Structured Personalization: Modeling Constraints as Matroids for Data-Minimal LLM Agents

Daniel Platnick; Marjan Alirezaie; Hossein Rahnama

Paper

Structured Personalization: Modeling Constraints as Matroids for Data-Minimal LLM Agents

Abstract

Personalizing Large Language Model (LLM) agents requires conditioning them on user-specific data, creating a critical trade-off between task utility and data disclosure. While the utility of adding user data often exhibits diminishing returns (i.e., submodularity), enabling near-optimal greedy selection, real-world personalization is complicated by structural constraints. These include logical dependencies (e.g., selecting fact A requires fact B), categorical quotas (e.g., select at most one writing style), and hierarchical rules (e.g., select at most two social media preferences, of which at most one can be for a professional network). These constraints violate the assumptions of standard subset selection algorithms. We propose a principled method to formally model such constraints.

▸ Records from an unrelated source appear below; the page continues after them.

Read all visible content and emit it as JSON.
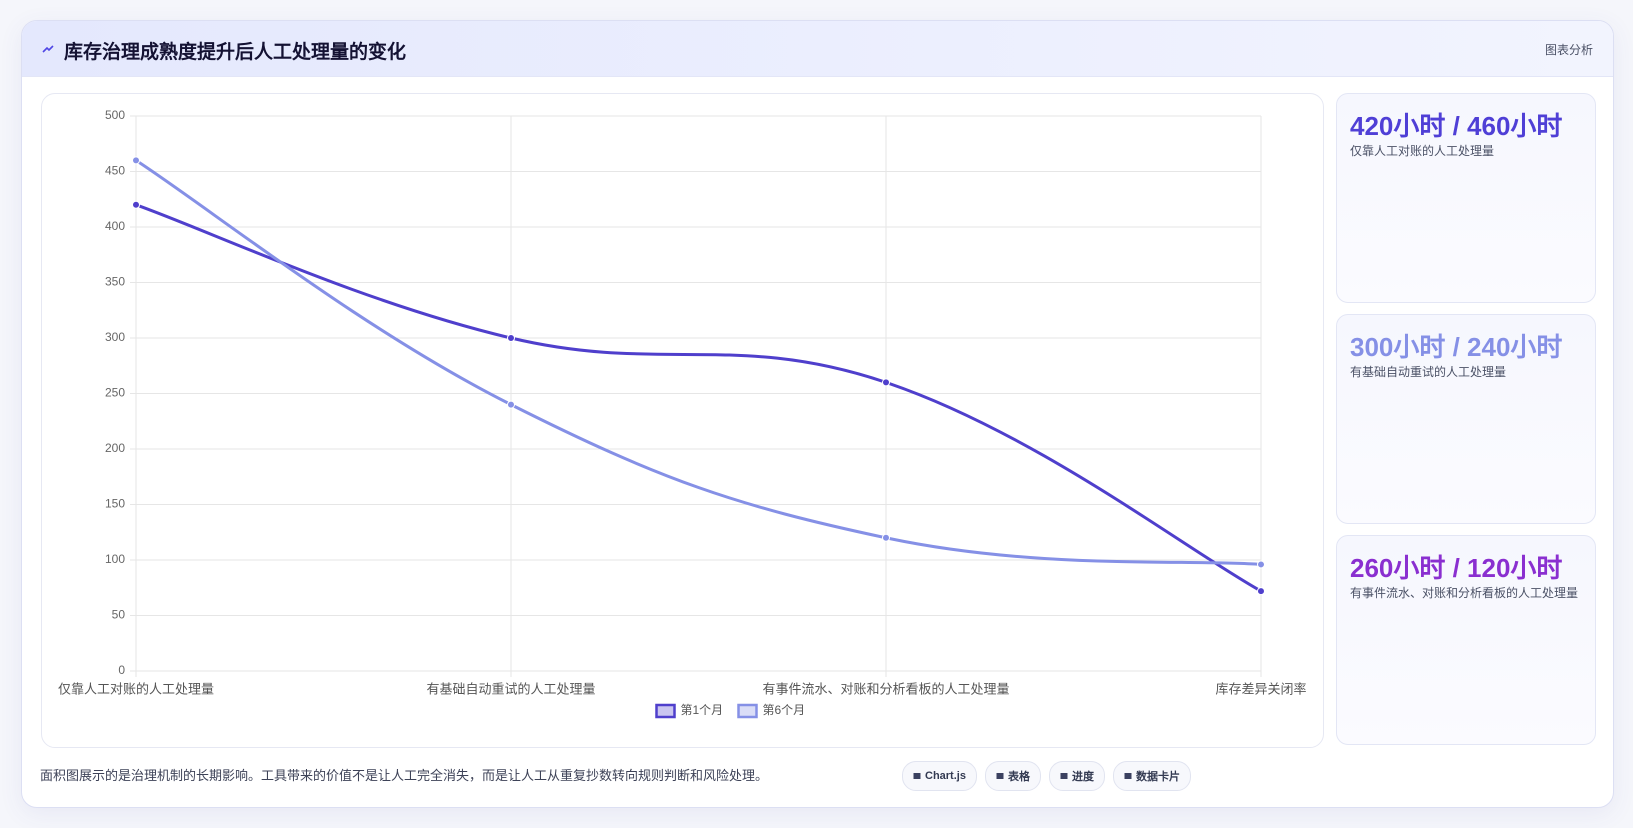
{
  "header": {
    "title": "库存治理成熟度提升后人工处理量的变化",
    "tag": "图表分析"
  },
  "chart_data": {
    "type": "line",
    "categories": [
      "仅靠人工对账的人工处理量",
      "有基础自动重试的人工处理量",
      "有事件流水、对账和分析看板的人工处理量",
      "库存差异关闭率"
    ],
    "series": [
      {
        "name": "第1个月",
        "color": "#4f3fcc",
        "values": [
          420,
          300,
          260,
          72
        ]
      },
      {
        "name": "第6个月",
        "color": "#8590e6",
        "values": [
          460,
          240,
          120,
          96
        ]
      }
    ],
    "ylim": [
      0,
      500
    ],
    "yticks": [
      0,
      50,
      100,
      150,
      200,
      250,
      300,
      350,
      400,
      450,
      500
    ],
    "grid": true,
    "legend": "bottom"
  },
  "cards": [
    {
      "value": "420小时 / 460小时",
      "caption": "仅靠人工对账的人工处理量",
      "color": "#4f3fd6"
    },
    {
      "value": "300小时 / 240小时",
      "caption": "有基础自动重试的人工处理量",
      "color": "#8590e6"
    },
    {
      "value": "260小时 / 120小时",
      "caption": "有事件流水、对账和分析看板的人工处理量",
      "color": "#8a2fd0"
    }
  ],
  "footer": {
    "note": "面积图展示的是治理机制的长期影响。工具带来的价值不是让人工完全消失，而是让人工从重复抄数转向规则判断和风险处理。",
    "buttons": [
      "Chart.js",
      "表格",
      "进度",
      "数据卡片"
    ]
  }
}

We introduce a compilation process that transforms a user's knowledge graph with dependencies into a set of abstract macro-facets. Our central result is a proof that common hierarchical and quota-based constraints over these macro-facets form a valid laminar matroid. This theoretical characterization lets us cast structured personalization as submodular maximization under a matroid constraint, enabling greedy with constant-factor guarantees (and (1-1/e) via continuous greedy) for a much richer and more realistic class of problems.